[cap-talk] Rooted graph bad for POLA ? ( search capability )

Rob Meijer capibara at xs4all.nl
Thu Oct 2 06:41:06 CDT 2008


On Mon, September 29, 2008 14:07, Marcus Brinkmann wrote:
> At Mon, 29 Sep 2008 06:35:36 +0200 (CEST),
> "Rob Meijer" <capibara at xs4all.nl> wrote:
>> *  The 'least authority' graphs that have a single 'root' are a only
>>    subset of all least authority graphs. Most graphs with a single root
>>    could potentialy be refactored to a rootless graph that adheres to
>> POLA
>>    in a much stronger way.
>
..
>
> So, I don't think your claim is stated correctly.  Interpreting the
> spirit of it, you rather seem to make a claim about the validity of
> certain stake holder interests.  The actual question is if there are
> stakeholders with legitimate interest in the super-root.  Your claim
> is that this is never the case.

Not as strong as that. My hypotheses is that in a large subset of cases
where a domain requires a super-root, refactoring of interaction
decomposition of the services provided by the domain would result in the
same if not a higher level of service without the need to use or
artificially introduce such a super-root.

My view on POLA is that if a two alternative systems can be constructed
using different decomposition and different interaction patterns providing
the same level of service, but one of the alternatives can avoid more
excess  authority for domains, than the second alternative regardless of
the fact that each domain from the point of view of its functionality
against the existing graph only has legitimate needs for its authority, as
a whole does not adhere to POLA even if all individual domains do.

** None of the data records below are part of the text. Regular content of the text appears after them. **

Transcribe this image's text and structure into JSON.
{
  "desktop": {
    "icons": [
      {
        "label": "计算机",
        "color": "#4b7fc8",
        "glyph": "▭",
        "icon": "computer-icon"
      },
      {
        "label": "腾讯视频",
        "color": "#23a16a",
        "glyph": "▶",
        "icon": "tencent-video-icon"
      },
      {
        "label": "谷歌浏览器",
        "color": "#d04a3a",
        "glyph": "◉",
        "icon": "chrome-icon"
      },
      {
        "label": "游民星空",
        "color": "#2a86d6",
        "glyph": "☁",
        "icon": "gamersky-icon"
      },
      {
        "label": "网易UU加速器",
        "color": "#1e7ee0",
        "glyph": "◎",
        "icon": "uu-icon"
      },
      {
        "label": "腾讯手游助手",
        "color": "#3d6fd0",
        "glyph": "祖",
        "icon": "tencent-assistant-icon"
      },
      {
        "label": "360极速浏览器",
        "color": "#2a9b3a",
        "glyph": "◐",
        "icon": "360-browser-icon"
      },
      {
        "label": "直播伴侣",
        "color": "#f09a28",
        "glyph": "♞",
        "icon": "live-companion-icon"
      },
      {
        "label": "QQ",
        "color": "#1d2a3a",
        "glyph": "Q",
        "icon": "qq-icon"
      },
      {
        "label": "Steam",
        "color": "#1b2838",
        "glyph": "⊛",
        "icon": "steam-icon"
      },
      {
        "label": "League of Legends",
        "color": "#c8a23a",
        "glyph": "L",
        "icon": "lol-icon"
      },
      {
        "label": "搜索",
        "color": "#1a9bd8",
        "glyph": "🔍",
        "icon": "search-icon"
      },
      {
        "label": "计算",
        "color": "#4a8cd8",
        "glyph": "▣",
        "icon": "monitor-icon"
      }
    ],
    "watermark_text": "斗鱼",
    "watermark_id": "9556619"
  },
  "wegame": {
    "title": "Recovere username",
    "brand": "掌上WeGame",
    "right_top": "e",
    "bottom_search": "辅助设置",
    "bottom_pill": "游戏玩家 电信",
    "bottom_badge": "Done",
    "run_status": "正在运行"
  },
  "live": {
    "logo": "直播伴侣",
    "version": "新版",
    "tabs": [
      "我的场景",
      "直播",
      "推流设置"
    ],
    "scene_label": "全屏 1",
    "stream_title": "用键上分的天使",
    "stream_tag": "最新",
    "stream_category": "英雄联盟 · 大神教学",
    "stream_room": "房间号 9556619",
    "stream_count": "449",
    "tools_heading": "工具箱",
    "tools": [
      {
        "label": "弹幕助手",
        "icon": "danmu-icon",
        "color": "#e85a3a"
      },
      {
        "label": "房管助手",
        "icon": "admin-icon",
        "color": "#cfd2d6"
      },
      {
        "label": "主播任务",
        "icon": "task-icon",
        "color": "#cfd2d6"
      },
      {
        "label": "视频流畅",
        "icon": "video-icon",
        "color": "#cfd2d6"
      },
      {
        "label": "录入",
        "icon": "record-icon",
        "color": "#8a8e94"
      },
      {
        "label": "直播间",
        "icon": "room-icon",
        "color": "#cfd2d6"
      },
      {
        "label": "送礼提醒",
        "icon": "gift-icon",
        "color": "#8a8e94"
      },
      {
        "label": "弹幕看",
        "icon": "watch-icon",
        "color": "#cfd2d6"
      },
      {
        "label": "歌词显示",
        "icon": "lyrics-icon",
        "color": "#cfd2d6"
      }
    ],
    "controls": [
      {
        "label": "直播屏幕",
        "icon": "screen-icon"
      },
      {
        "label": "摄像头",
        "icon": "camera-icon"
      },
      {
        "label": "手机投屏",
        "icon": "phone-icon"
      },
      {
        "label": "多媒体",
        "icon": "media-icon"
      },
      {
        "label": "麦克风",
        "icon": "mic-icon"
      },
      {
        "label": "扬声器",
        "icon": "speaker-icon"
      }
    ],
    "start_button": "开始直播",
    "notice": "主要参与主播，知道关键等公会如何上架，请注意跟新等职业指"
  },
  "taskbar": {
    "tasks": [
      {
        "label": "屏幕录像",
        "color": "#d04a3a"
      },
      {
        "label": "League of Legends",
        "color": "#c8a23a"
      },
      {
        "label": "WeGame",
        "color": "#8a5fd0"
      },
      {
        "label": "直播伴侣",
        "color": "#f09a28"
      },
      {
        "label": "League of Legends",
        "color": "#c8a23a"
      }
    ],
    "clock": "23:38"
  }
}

Combining these two, if my hypothesis is valid, I would thus say that
possibly the existence of, but certainly the introduction of a super-root
should be considered a warning sign that the composed system as a whole
might not adhere to POLA even if all its components do, and refactoring 
should be considered.

> But to make progress on this matter, it would first be necessary to
> define the scope of the problem.  For example, it is not even clear to
> me what your universe of objects is.  Is it a single node computer, a
> local network, the internet?  I think that the bigger your universe
> is, the more likely it is that your claim is correct, but for
> universes with a small scope, like the personal computer on my desk, I
> think that your claim is wrong.

I disagree. I  feel it both applies for 'user' as stakeholder within the
internet as universe, as for (persistent?) process in a desktop as
universe. For example your mail client should be able to use an index
service to search a mail in the mailboxes it has permission to read.
If index domain has created its single index from your super root, than
the index holds a large abundance of read capabilities that it should
never delegate to the mail client, and a small set where disclosing
capabilities would not transfer any authority at the process level. Unless
you introduce split caps complexity, the index becomes a powerful deputy
and a bug in the Index could leak authority. I am not sure how to refactor
an indexing solution appropriately, but I think there may be possibilities
where not even the full unattenuated transitive authority of the mail
client by the index as hop could give it undue access to the mail client.